Zahlen und Fakten rund um die Erkältung
- Es gibt 200 bekannte Erkältungsviren.
- Ungefähr die Hälfte aller Erkältungen wird durch spezielle Schnupfenviren, so genannte Rhinoviren, verursacht.
- Bei 60 Prozent aller Erkältungen treten Schmerzen auf. Am häufigsten sind dabei Kopf- und Halsschmerzen.
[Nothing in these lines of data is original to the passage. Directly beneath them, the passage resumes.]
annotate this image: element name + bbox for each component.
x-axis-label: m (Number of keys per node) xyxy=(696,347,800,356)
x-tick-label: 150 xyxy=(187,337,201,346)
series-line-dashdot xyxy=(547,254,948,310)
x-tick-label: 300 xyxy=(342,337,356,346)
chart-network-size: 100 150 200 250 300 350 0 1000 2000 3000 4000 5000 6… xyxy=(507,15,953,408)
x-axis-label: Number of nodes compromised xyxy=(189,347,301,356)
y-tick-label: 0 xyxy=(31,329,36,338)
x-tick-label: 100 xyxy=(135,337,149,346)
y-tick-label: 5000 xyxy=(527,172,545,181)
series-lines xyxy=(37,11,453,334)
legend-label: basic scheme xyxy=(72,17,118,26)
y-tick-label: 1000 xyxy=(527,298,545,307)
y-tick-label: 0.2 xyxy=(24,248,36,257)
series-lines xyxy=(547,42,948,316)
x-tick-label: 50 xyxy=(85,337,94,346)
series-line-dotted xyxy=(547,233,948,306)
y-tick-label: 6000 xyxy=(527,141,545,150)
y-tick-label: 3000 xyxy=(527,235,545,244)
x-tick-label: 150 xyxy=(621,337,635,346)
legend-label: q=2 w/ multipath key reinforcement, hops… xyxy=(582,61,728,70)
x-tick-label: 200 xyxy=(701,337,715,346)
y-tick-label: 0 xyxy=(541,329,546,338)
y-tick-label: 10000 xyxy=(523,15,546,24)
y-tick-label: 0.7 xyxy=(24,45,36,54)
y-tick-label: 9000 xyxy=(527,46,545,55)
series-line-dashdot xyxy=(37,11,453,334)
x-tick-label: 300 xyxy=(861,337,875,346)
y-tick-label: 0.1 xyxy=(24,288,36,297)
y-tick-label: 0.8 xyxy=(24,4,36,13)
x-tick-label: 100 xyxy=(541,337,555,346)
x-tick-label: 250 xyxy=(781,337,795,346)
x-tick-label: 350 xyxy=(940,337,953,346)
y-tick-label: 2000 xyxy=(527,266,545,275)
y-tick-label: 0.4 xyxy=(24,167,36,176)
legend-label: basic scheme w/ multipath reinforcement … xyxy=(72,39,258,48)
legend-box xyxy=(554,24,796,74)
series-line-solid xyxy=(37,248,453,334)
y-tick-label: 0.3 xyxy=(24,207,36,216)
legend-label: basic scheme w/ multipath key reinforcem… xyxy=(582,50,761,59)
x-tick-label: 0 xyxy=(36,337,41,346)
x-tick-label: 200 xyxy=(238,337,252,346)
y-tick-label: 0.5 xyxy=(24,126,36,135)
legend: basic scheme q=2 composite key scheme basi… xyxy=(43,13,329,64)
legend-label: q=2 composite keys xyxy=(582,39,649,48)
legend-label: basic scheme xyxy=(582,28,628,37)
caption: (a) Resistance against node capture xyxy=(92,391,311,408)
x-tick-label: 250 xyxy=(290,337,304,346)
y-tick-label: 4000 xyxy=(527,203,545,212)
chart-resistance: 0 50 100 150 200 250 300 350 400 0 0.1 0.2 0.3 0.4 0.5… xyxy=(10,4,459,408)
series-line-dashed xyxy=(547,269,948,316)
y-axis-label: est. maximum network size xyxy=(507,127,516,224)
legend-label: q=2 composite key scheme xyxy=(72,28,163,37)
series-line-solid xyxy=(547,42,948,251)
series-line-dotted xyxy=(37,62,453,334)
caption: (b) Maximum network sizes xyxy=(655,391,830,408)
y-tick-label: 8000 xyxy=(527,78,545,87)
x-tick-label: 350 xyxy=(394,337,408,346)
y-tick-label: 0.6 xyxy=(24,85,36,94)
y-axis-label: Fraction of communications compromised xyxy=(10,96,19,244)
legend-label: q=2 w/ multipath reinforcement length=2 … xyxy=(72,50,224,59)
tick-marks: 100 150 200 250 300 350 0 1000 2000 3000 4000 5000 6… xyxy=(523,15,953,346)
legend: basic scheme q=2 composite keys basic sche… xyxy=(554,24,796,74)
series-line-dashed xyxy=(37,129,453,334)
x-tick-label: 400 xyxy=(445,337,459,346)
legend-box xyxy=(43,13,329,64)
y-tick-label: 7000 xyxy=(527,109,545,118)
- Bei Erkältungen liegt die Häufigkeit von nasalen Symptomen, wie verstopfte oder laufende Nase, bei 80 Prozent.
- Im Verlauf einer Erkältung treten die Symptome Schnupfen und Schmerzen fast immer gleichzeitig auf.
- Erwachsene haben zwei bis fünf Erkältungen pro Jahr, Kinder vier bis acht.
- Ein 75jähriger Mensch hat in seinem Leben durchschnittlich 200 Erkältungen gehabt. Dauern die Symptome fünf bis sechs Tage, verbringt dieser Mensch zwei bis drei Jahre seines Lebens mit Schnupfen, Kopf-, Hals- und Gliederschmerzen.
- Der Dichter Johann Wolfgang Goethe starb an den Folgen einer Erkältung am 22. März 1832.